The U.S. Department of Education's Office of Civil Rights has recently opened an investigation into Harvard University over claims of antisemitic incidents on campus.
The OCR opened a Title VI Shared Ancestry Investigation into the Massachusetts-based Ivy League school on Tuesday, along with a similar investigation into the New York City Department of Education.
This type of investigation is centered on Title VI of the Civil Rights Act of 1964, which bans discrimination based on race or national origin, including harassment based on a person's shared ancestry or ethnicity.
Harvard and the NYC Education Department are included on a list of current investigations, with other recently opened investigations involving claims of bigotry on the campuses of the University of Tampa in Florida, Columbia University in New York, Cornell University of New York, Lafayette College of Pennsylvania, Wellesley College of Massachusetts, the University of Pennsylvania and The Cooper Union for the Advancement of Science and Art of New York.
"The inclusion of an institution on this list does not mean that the institution violated a federal anti-discrimination statute; rather, it means that a complaint was filed with OCR and the agency determined the complaint should be opened for investigation, or the agency has opened a compliance review," an Education Department disclaimer reads.
Harvard spokesperson Jason A. Newton said in a statement that the university supports "the work of the Office of Civil Rights to ensure students' rights to access educational programs are safeguarded and will work with the office to address their questions."
There has been a reported increase in antisemitic sentiment following the start of the Israel-Hamas war, which was sparked by the terrorist group's Oct. 7 attack on Southern Israel that killed 1,200 people. More than 240 people were taken hostage.
In response, Israel launched retaliatory airstrikes and a ground offensive in Gaza, seeking to eradicate Hamas, which has controlled Gaza since 2007, and secure the release of hostages. The Hamas-run Gaza Health Ministry claims about 15,000 people have died in Gaza since the start of the war.
In response to Israel's offensive, there have been many large-scale protests across the globe.
Shortly after the Hamas attack, the Harvard Palestine Solidarity Groups released a letter co-signed by over 30 student organizations that blamed Israel for the outbreak of violence and refused to condemn the Islamic terrorist group's actions.
Following extensive backlash to the letter, multiple student groups that had originally signed onto the letter — among them Amnesty International at Harvard, Harvard College Act on a Dream, the Harvard Undergraduate Nepali Student Association — withdrew their signatures.
A spokesperson for Act on a Dream claimed that its board members were unaware that their organization had signed the letter and that it did not reflect their views on the conflict.
"As an organization, we want to express our empathy and solidarity for all the victims who have been affected by the violence in the region," AOD said in a statement.
While Harvard leadership released a statement denouncing Hamas' actions, former Harvard President Larry Summers argued that the statement was "delayed" and "fails to meet the needs of the moment."

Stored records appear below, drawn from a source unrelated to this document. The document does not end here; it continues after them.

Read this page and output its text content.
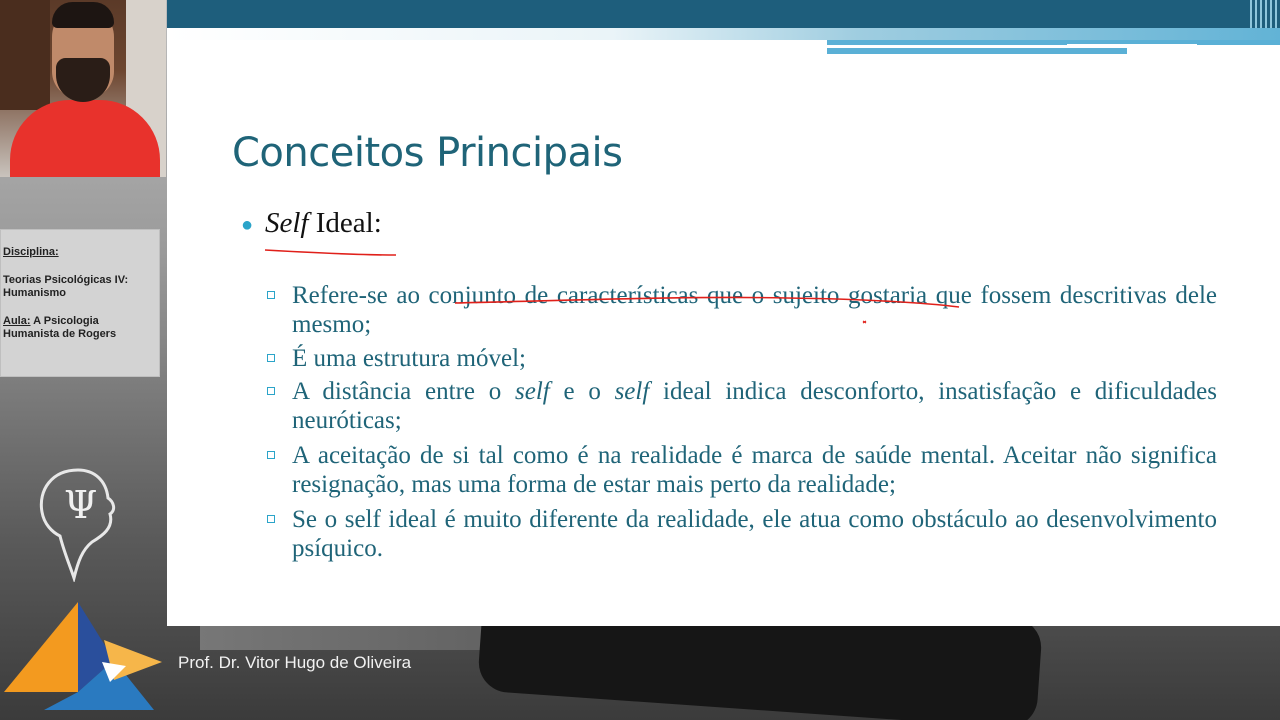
Disciplina:
Teorias Psicológicas IV: Humanismo
Aula: A Psicologia Humanista de Rogers
Ψ
Prof. Dr. Vitor Hugo de Oliveira
Conceitos Principais
● Self Ideal:
Refere-se ao conjunto de características que o sujeito gostaria que fossem descritivas dele mesmo;
É uma estrutura móvel;
A distância entre o self e o self ideal indica desconforto, insatisfação e dificuldades neuróticas;
A aceitação de si tal como é na realidade é marca de saúde mental. Aceitar não significa resignação, mas uma forma de estar mais perto da realidade;
Se o self ideal é muito diferente da realidade, ele atua como obstáculo ao desenvolvimento psíquico.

"Why can't we find anything approaching the moral clarity of Harvard statements after George Floyd's death or Russia's invasion of Ukraine when terrorists kill, rape and take hostage hundreds of Israelis attending a music festival?" he tweeted.

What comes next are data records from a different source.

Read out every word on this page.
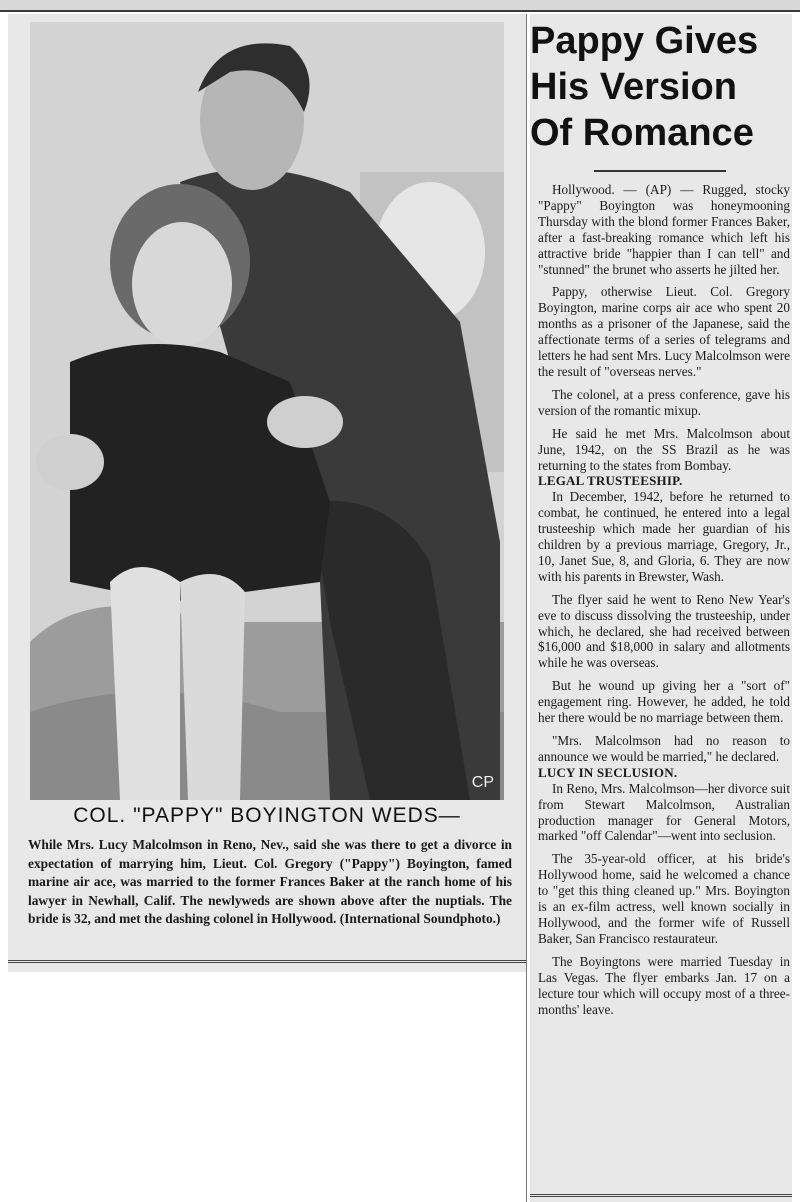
CP
COL. "PAPPY" BOYINGTON WEDS—
While Mrs. Lucy Malcolmson in Reno, Nev., said she was there to get a divorce in expectation of marrying him, Lieut. Col. Gregory ("Pappy") Boyington, famed marine air ace, was married to the former Frances Baker at the ranch home of his lawyer in Newhall, Calif. The newlyweds are shown above after the nuptials. The bride is 32, and met the dashing colonel in Hollywood. (International Soundphoto.)
Pappy Gives
His Version
Of Romance

Hollywood. — (AP) — Rugged, stocky "Pappy" Boyington was honeymooning Thursday with the blond former Frances Baker, after a fast-breaking romance which left his attractive bride "happier than I can tell" and "stunned" the brunet who asserts he jilted her.

Pappy, otherwise Lieut. Col. Gregory Boyington, marine corps air ace who spent 20 months as a prisoner of the Japanese, said the affectionate terms of a series of telegrams and letters he had sent Mrs. Lucy Malcolmson were the result of "overseas nerves."

The colonel, at a press conference, gave his version of the romantic mixup.

He said he met Mrs. Malcolmson about June, 1942, on the SS Brazil as he was returning to the states from Bombay.

LEGAL TRUSTEESHIP.

In December, 1942, before he returned to combat, he continued, he entered into a legal trusteeship which made her guardian of his children by a previous marriage, Gregory, Jr., 10, Janet Sue, 8, and Gloria, 6. They are now with his parents in Brewster, Wash.

The flyer said he went to Reno New Year's eve to discuss dissolving the trusteeship, under which, he declared, she had received between $16,000 and $18,000 in salary and allotments while he was overseas.

But he wound up giving her a "sort of" engagement ring. However, he added, he told her there would be no marriage between them.

"Mrs. Malcolmson had no reason to announce we would be married," he declared.

LUCY IN SECLUSION.

In Reno, Mrs. Malcolmson—her divorce suit from Stewart Malcolmson, Australian production manager for General Motors, marked "off Calendar"—went into seclusion.

The 35-year-old officer, at his bride's Hollywood home, said he welcomed a chance to "get this thing cleaned up." Mrs. Boyington is an ex-film actress, well known socially in Hollywood, and the former wife of Russell Baker, San Francisco restaurateur.

The Boyingtons were married Tuesday in Las Vegas. The flyer embarks Jan. 17 on a lecture tour which will occupy most of a three-months' leave.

"Why can't we give reassurance that the University stands squarely against Hamas terror to frightened students when 35 groups of their fellow students appear to be blaming all the violence on Israel?"
On Nov. 7, one month after the war between Israel and Hamas began, the OCR sent out a "Dear Colleague" letter to schools reminding them of their "federal legal obligations to ensure nondiscriminatory environments" in response to "an alarming rise in disturbing antisemitic incidents and threats to Jewish, Israeli, Muslim, Arab, and Palestinian students on college campuses and in P-12 schools."

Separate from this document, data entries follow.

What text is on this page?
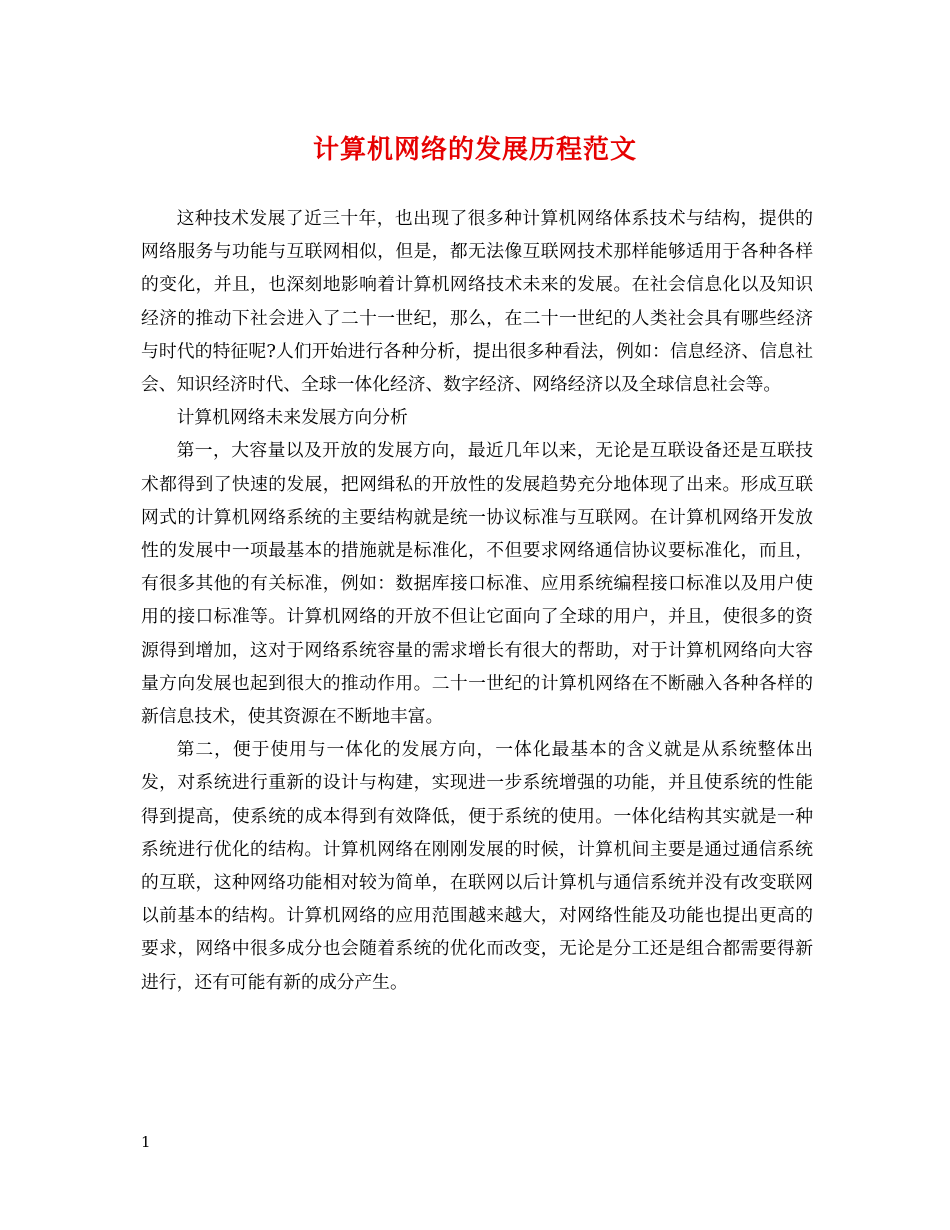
计算机网络的发展历程范文

这种技术发展了近三十年，也出现了很多种计算机网络体系技术与结构，提供的网络服务与功能与互联网相似，但是，都无法像互联网技术那样能够适用于各种各样的变化，并且，也深刻地影响着计算机网络技术未来的发展。在社会信息化以及知识经济的推动下社会进入了二十一世纪，那么，在二十一世纪的人类社会具有哪些经济与时代的特征呢?人们开始进行各种分析，提出很多种看法，例如：信息经济、信息社会、知识经济时代、全球一体化经济、数字经济、网络经济以及全球信息社会等。

计算机网络未来发展方向分析

第一，大容量以及开放的发展方向，最近几年以来，无论是互联设备还是互联技术都得到了快速的发展，把网缉私的开放性的发展趋势充分地体现了出来。形成互联网式的计算机网络系统的主要结构就是统一协议标准与互联网。在计算机网络开发放性的发展中一项最基本的措施就是标准化，不但要求网络通信协议要标准化，而且，有很多其他的有关标准，例如：数据库接口标准、应用系统编程接口标准以及用户使用的接口标准等。计算机网络的开放不但让它面向了全球的用户，并且，使很多的资源得到增加，这对于网络系统容量的需求增长有很大的帮助，对于计算机网络向大容量方向发展也起到很大的推动作用。二十一世纪的计算机网络在不断融入各种各样的新信息技术，使其资源在不断地丰富。

第二，便于使用与一体化的发展方向，一体化最基本的含义就是从系统整体出发，对系统进行重新的设计与构建，实现进一步系统增强的功能，并且使系统的性能得到提高，使系统的成本得到有效降低，便于系统的使用。一体化结构其实就是一种系统进行优化的结构。计算机网络在刚刚发展的时候，计算机间主要是通过通信系统的互联，这种网络功能相对较为简单，在联网以后计算机与通信系统并没有改变联网以前基本的结构。计算机网络的应用范围越来越大，对网络性能及功能也提出更高的要求，网络中很多成分也会随着系统的优化而改变，无论是分工还是组合都需要得新进行，还有可能有新的成分产生。

1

"It is your legal obligation under Title VI to address prohibited discrimination against students and others on your campus — including those who are or are perceived to be Jewish, Israeli, Muslim, Arab, or Palestinian," continued the letter.
"All students, including students who are or are perceived to be Jewish, Israeli, Muslim, Arab, or Palestinian, as well as students who come from, or are perceived to come from, all regions of the world, are entitled to a school environment free from discrimination based on race, color, or national origin."